Alla piccola stazione dell’autobus si respira gasolio, il borbottio della marmitta distrae dai richiami dei venditori di cappelli seduti fra gli stipiti delle porte. Eppure anche quel luogo fa parte della cartolina che si deve spedire dall’isola: si possono osservare, poi, gli affari che vanno e vengono proprio come nelle vecchie stazioni di posta. Il prezzo del biglietto è una specie di asta popolare: chi non ha la tariffa richiesta, può offrire qualche dollaro di meno e una birra o un pollo. Seggiole in metallo arrugginito sparse davanti ad una televisione; il venditore di gelati che conserva i suoi stecchi di crema in una cassa piena di ghiaccio sciolto; tassisti improvvisati che per tariffe ridotte offrono la tratta del pullman e un nuovo pizzico di folklore.  Il pranzo dalla zia di Yordano è stato molto bello: una famiglia gentilissima, zuppa di zucca ed ottime insalate; non sono mancate foto, abbracci e passi di salsa. Un mondo che per i due turisti non si era aperto che nelle pagine di Google. C’è davvero tanto tempo al volo per l’Europa…forse un altro pizzico di Cuba si può respirarlo. Yordano suggerisce allora di prendere l’autobus e comincia il lungo viaggio di rientro a La Havana.
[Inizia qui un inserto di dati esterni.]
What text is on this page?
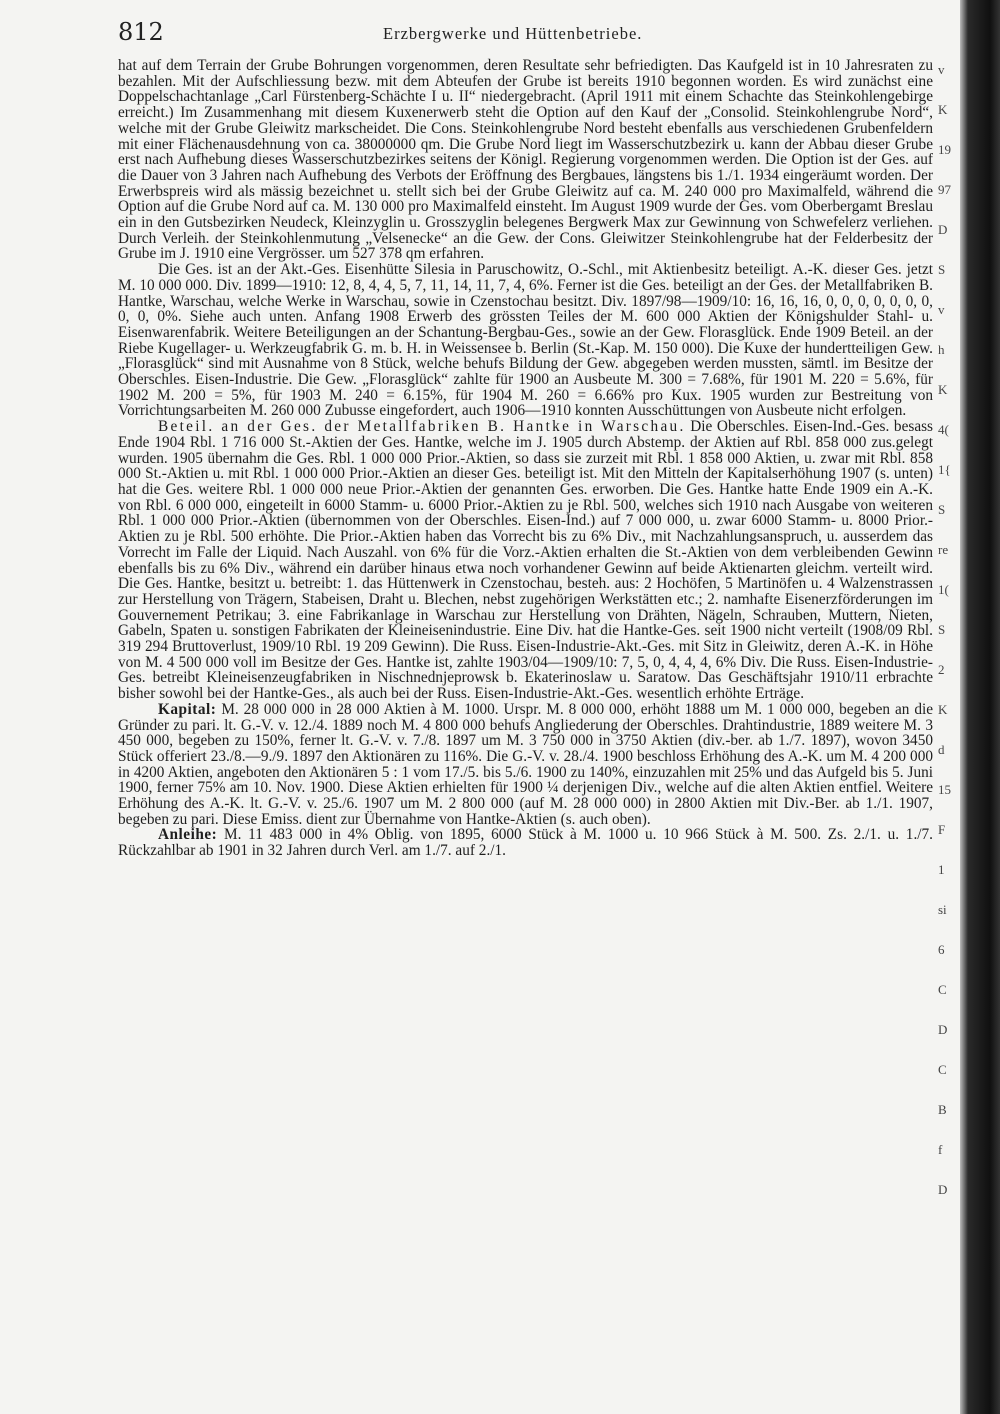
812	Erzbergwerke und Hüttenbetriebe.

hat auf dem Terrain der Grube Bohrungen vorgenommen, deren Resultate sehr befriedigten. Das Kaufgeld ist in 10 Jahresraten zu bezahlen. Mit der Aufschliessung bezw. mit dem Abteufen der Grube ist bereits 1910 begonnen worden. Es wird zunächst eine Doppelschachtanlage „Carl Fürstenberg-Schächte I u. II“ niedergebracht. (April 1911 mit einem Schachte das Steinkohlengebirge erreicht.) Im Zusammenhang mit diesem Kuxenerwerb steht die Option auf den Kauf der „Consolid. Steinkohlengrube Nord“, welche mit der Grube Gleiwitz markscheidet. Die Cons. Steinkohlengrube Nord besteht ebenfalls aus verschiedenen Grubenfeldern mit einer Flächenausdehnung von ca. 38000000 qm. Die Grube Nord liegt im Wasserschutzbezirk u. kann der Abbau dieser Grube erst nach Aufhebung dieses Wasserschutzbezirkes seitens der Königl. Regierung vorgenommen werden. Die Option ist der Ges. auf die Dauer von 3 Jahren nach Aufhebung des Verbots der Eröffnung des Bergbaues, längstens bis 1./1. 1934 eingeräumt worden. Der Erwerbspreis wird als mässig bezeichnet u. stellt sich bei der Grube Gleiwitz auf ca. M. 240 000 pro Maximalfeld, während die Option auf die Grube Nord auf ca. M. 130 000 pro Maximalfeld einsteht. Im August 1909 wurde der Ges. vom Oberbergamt Breslau ein in den Gutsbezirken Neudeck, Kleinzyglin u. Grosszyglin belegenes Bergwerk Max zur Gewinnung von Schwefelerz verliehen. Durch Verleih. der Steinkohlenmutung „Velsenecke“ an die Gew. der Cons. Gleiwitzer Steinkohlengrube hat der Felderbesitz der Grube im J. 1910 eine Vergrösser. um 527 378 qm erfahren.

Die Ges. ist an der Akt.-Ges. Eisenhütte Silesia in Paruschowitz, O.-Schl., mit Aktienbesitz beteiligt. A.-K. dieser Ges. jetzt M. 10 000 000. Div. 1899—1910: 12, 8, 4, 4, 5, 7, 11, 14, 11, 7, 4, 6%. Ferner ist die Ges. beteiligt an der Ges. der Metallfabriken B. Hantke, Warschau, welche Werke in Warschau, sowie in Czenstochau besitzt. Div. 1897/98—1909/10: 16, 16, 16, 0, 0, 0, 0, 0, 0, 0, 0, 0, 0%. Siehe auch unten. Anfang 1908 Erwerb des grössten Teiles der M. 600 000 Aktien der Königshulder Stahl- u. Eisenwarenfabrik. Weitere Beteiligungen an der Schantung-Bergbau-Ges., sowie an der Gew. Florasglück. Ende 1909 Beteil. an der Riebe Kugellager- u. Werkzeugfabrik G. m. b. H. in Weissensee b. Berlin (St.-Kap. M. 150 000). Die Kuxe der hundertteiligen Gew. „Florasglück“ sind mit Ausnahme von 8 Stück, welche behufs Bildung der Gew. abgegeben werden mussten, sämtl. im Besitze der Oberschles. Eisen-Industrie. Die Gew. „Florasglück“ zahlte für 1900 an Ausbeute M. 300 = 7.68%, für 1901 M. 220 = 5.6%, für 1902 M. 200 = 5%, für 1903 M. 240 = 6.15%, für 1904 M. 260 = 6.66% pro Kux. 1905 wurden zur Bestreitung von Vorrichtungsarbeiten M. 260 000 Zubusse eingefordert, auch 1906—1910 konnten Ausschüttungen von Ausbeute nicht erfolgen.

Beteil. an der Ges. der Metallfabriken B. Hantke in Warschau. Die Oberschles. Eisen-Ind.-Ges. besass Ende 1904 Rbl. 1 716 000 St.-Aktien der Ges. Hantke, welche im J. 1905 durch Abstemp. der Aktien auf Rbl. 858 000 zus.gelegt wurden. 1905 übernahm die Ges. Rbl. 1 000 000 Prior.-Aktien, so dass sie zurzeit mit Rbl. 1 858 000 Aktien, u. zwar mit Rbl. 858 000 St.-Aktien u. mit Rbl. 1 000 000 Prior.-Aktien an dieser Ges. beteiligt ist. Mit den Mitteln der Kapitalserhöhung 1907 (s. unten) hat die Ges. weitere Rbl. 1 000 000 neue Prior.-Aktien der genannten Ges. erworben. Die Ges. Hantke hatte Ende 1909 ein A.-K. von Rbl. 6 000 000, eingeteilt in 6000 Stamm- u. 6000 Prior.-Aktien zu je Rbl. 500, welches sich 1910 nach Ausgabe von weiteren Rbl. 1 000 000 Prior.-Aktien (übernommen von der Oberschles. Eisen-Ind.) auf 7 000 000, u. zwar 6000 Stamm- u. 8000 Prior.-Aktien zu je Rbl. 500 erhöhte. Die Prior.-Aktien haben das Vorrecht bis zu 6% Div., mit Nachzahlungsanspruch, u. ausserdem das Vorrecht im Falle der Liquid. Nach Auszahl. von 6% für die Vorz.-Aktien erhalten die St.-Aktien von dem verbleibenden Gewinn ebenfalls bis zu 6% Div., während ein darüber hinaus etwa noch vorhandener Gewinn auf beide Aktienarten gleichm. verteilt wird. Die Ges. Hantke, besitzt u. betreibt: 1. das Hüttenwerk in Czenstochau, besteh. aus: 2 Hochöfen, 5 Martinöfen u. 4 Walzenstrassen zur Herstellung von Trägern, Stabeisen, Draht u. Blechen, nebst zugehörigen Werkstätten etc.; 2. namhafte Eisenerzförderungen im Gouvernement Petrikau; 3. eine Fabrikanlage in Warschau zur Herstellung von Drähten, Nägeln, Schrauben, Muttern, Nieten, Gabeln, Spaten u. sonstigen Fabrikaten der Kleineisenindustrie. Eine Div. hat die Hantke-Ges. seit 1900 nicht verteilt (1908/09 Rbl. 319 294 Bruttoverlust, 1909/10 Rbl. 19 209 Gewinn). Die Russ. Eisen-Industrie-Akt.-Ges. mit Sitz in Gleiwitz, deren A.-K. in Höhe von M. 4 500 000 voll im Besitze der Ges. Hantke ist, zahlte 1903/04—1909/10: 7, 5, 0, 4, 4, 4, 6% Div. Die Russ. Eisen-Industrie-Ges. betreibt Kleineisenzeugfabriken in Nischnednjeprowsk b. Ekaterinoslaw u. Saratow. Das Geschäftsjahr 1910/11 erbrachte bisher sowohl bei der Hantke-Ges., als auch bei der Russ. Eisen-Industrie-Akt.-Ges. wesentlich erhöhte Erträge.

Kapital: M. 28 000 000 in 28 000 Aktien à M. 1000. Urspr. M. 8 000 000, erhöht 1888 um M. 1 000 000, begeben an die Gründer zu pari. lt. G.-V. v. 12./4. 1889 noch M. 4 800 000 behufs Angliederung der Oberschles. Drahtindustrie, 1889 weitere M. 3 450 000, begeben zu 150%, ferner lt. G.-V. v. 7./8. 1897 um M. 3 750 000 in 3750 Aktien (div.-ber. ab 1./7. 1897), wovon 3450 Stück offeriert 23./8.—9./9. 1897 den Aktionären zu 116%. Die G.-V. v. 28./4. 1900 beschloss Erhöhung des A.-K. um M. 4 200 000 in 4200 Aktien, angeboten den Aktionären 5 : 1 vom 17./5. bis 5./6. 1900 zu 140%, einzuzahlen mit 25% und das Aufgeld bis 5. Juni 1900, ferner 75% am 10. Nov. 1900. Diese Aktien erhielten für 1900 ¼ derjenigen Div., welche auf die alten Aktien entfiel. Weitere Erhöhung des A.-K. lt. G.-V. v. 25./6. 1907 um M. 2 800 000 (auf M. 28 000 000) in 2800 Aktien mit Div.-Ber. ab 1./1. 1907, begeben zu pari. Diese Emiss. dient zur Übernahme von Hantke-Aktien (s. auch oben).

Anleihe: M. 11 483 000 in 4% Oblig. von 1895, 6000 Stück à M. 1000 u. 10 966 Stück à M. 500. Zs. 2./1. u. 1./7. Rückzahlbar ab 1901 in 32 Jahren durch Verl. am 1./7. auf 2./1.

v
K
19
97
D
S
v
h
K
4(
1{
S
re
1(
S
2
K
d
15
F
1
si
6
C
D
C
B
f
D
Ci sono ore che si riempiono facilmente di colori e parole: Yordano chiede come sia l’Italia…si stropiccia il naso soddisfatto quando Letizia gli risponde che è un paese dove si mangia tanto e si gesticola troppo.  A volte si deve anche discutere troppo ma ci si abitua; come qui ci si adatta. Sì, anche dove vivono loro bisogna sapersi arrangiare e avere  fiducia nelle proprie capacità per realizzare i propri sogni.

 

Firenze, dopo                                                                                                                                                                                       

Letizia e Gianluca salutano Yordano strizzandogli l’occhio poi restano rapiti come gli altri passanti davanti a quello che le sue veloci mani realizzano. Scuote le bombolette e spruzza colore su cartoncini bianchi: sembrano solo getti di vernice confusa ma le linee e le macchie che si creano proiettano al pubblico quello che si trova nella fantasia dell’artista. Piramidi sotto il sole, paesaggi lunari, foreste con cascate piccole in bianco e nero; Yordano sceglie i colori colla mano e la sua mente disegna per lui palme al vento, fondali sottomarini, tronchi irrorati di neve e luce. Accovacciato sui suoi esotici lavori, appoggia forme di metallo e giornale sulla carta, spruzza, tossisce per l’odore della vernice e sorride soddisfatto per i mormorii di stupore e ammirazione che si levano dal pubblico. Da quando ha lasciato Cuba, quattro anni dopo l’incontro con i due turisti italiani, questo è il lavoro che si è trovato per pagarsi l’università di arte, quell’arte che vuole riportare in patria per i suoi compaesani. Un’idea nata per il consiglio di un amico del padre che della spray grafia aveva fatto materia di studio durante gli anni di vita in Messico. Yordano l’ha imparata da lui; ha imparato a trasformare caotici caleidoscopi di tintura in forme note all’immaginario comune e ha deciso di scommettere sulla sua capacità per studiare in una delle migliori accademie d’arte d’Europa. Gianluca si è occupato delle trattative per farlo studiare all’estero e Letizia ha rassettato la camera degli ospiti per lui; oggi hanno deciso di fare parte del pubblico che si stupisce per i lavori dell’amico. Lavori che una volta venduti gli permettono di pagarsi l’affitto e le tasse universitarie, di comprare regali curiosi e di sostenere la famiglia da lontano. Yordano ha un sogno e ha la tenacia per realizzarlo: agita sorridendo le sue bombolette e colora di miraggi i pomeriggi di Natale dei passanti. Pensa alla sua Cuba, a quella terra che non si dimentica, alla patria che cresce per l’entusiasmo di chi la vive. Comincia a canticchiare e gli si scalda il cuore quando due voci nella folla cantano con lui.